Em suma, a defesa argumentou que “resultado de competição
esportiva” é igual a “placar final da partida”. Como tomar um cartão amarelo
não altera o placar final da partida, não altera o resultado da competição
esportiva.
O Tribunal de Justiça do Estado de Goiás rechaçou a tese
da defesa que impetrou, então, novo habeas corpus agora diretamente no STJ.
O STJ concordou com a tese da defesa?
NÃO.
A alegação de que a elementar “resultado de competição
esportiva”, descrito no art. 198 da Lei Geral do Esporte (Lei nº 14.567/2023),
coincide com o “placar final de partida” não foi aceita pelo STJ.
O tipo penal está redigido nos seguintes termos:
Art. 198. Solicitar ou aceitar,
para si ou para outrem, vantagem ou promessa de vantagem patrimonial ou não
patrimonial para qualquer ato ou omissão destinado a alterar ou falsear o
resultado de competição esportiva ou evento a ela associado:
Pena - reclusão, de 2 (dois) a 6
(seis) anos, e multa.
A elementar “competição esportiva” é mais ampla do que o
placar de uma partida.
Embora um cartão amarelo não tenha capacidade de alterar
diretamente o placar de um jogo de futebol, a quantidade de cartões amarelos é
critério de desempate para efeito de classificação final, podendo definir os
rebaixados, os classificados para as competições internacionais, Copa
Sulamericana ou Copa Libertadores, ou mesmo o campeão.
Nesse sentido, dispunha o regulamento do Campeonato
Brasileiro de 2022:
Art. 15 – Em caso de empate em pontos ganhos entre 2
(dois) ou mais clubes ao final do CAMPEONATO, o desempate, para efeito de
classificação final, será efetuado observando-se os critérios abaixo.

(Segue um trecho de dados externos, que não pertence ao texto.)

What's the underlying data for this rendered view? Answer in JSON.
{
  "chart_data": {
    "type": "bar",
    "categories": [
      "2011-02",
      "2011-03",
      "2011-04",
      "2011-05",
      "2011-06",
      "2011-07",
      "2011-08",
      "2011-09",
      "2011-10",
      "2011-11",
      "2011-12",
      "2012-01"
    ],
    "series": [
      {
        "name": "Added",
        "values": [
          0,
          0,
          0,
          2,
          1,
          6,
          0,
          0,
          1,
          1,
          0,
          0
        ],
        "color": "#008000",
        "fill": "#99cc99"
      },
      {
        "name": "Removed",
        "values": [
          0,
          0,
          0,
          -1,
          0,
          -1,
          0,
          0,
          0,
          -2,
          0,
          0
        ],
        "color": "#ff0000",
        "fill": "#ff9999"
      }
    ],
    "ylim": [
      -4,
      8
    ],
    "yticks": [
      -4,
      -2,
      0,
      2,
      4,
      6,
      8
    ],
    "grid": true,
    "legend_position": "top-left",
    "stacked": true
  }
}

1º) maior número de vitórias;
2º) maior saldo de gols;
3º) maior número de gols pró;
4º) confronto direto;
5º) menor número de cartões vermelhos recebidos;
6º) menor número de cartões amarelos recebidos;
7º) sorteio.
Dessa forma, fica de plano afastada a alegação de que a
promessa de vantagem para receber cartão amarelo não tem o condão de alterar o
resultado da competição esportiva.
Esse argumento, mais formal, tampouco é o único,
exclusivo, pois o ânimo do jogador de futebol que recebeu cartão amarelo
diminui diante da possibilidade de nova advertência por cartão amarelo e,
consequentemente, conversão em expulsão.
Assim, sua participação na marcação do time perde vigor e
altera sua conduta, podendo redundar em alteração do placar do jogo e, por
conseguinte, da competição.
Admitir que apenas a conduta que altera o placar de uma
partida é tipificado, implicaria em deixar fora da norma penal incriminadora,
por exemplo, a promessa de vantagem para cometimento de pênalti não convertido
em gol.
Desse modo, o STJ não reconheceu a atipicidade da
conduta.
Em suma:
A promessa de vantagem indevida para receber cartão
amarelo em uma partida de futebol é suficiente para, em tese, cometer o crime
do art. 198 da Lei Geral do Esporte, ainda que isso não altere diretamente o
placar do jogo.
STJ. 6ª Turma. HC 861.121-GO, Rel. Min. Sebastião Reis Júnior,
julgado em 20/2/2024 (Info 21 – Edição Extraordinária).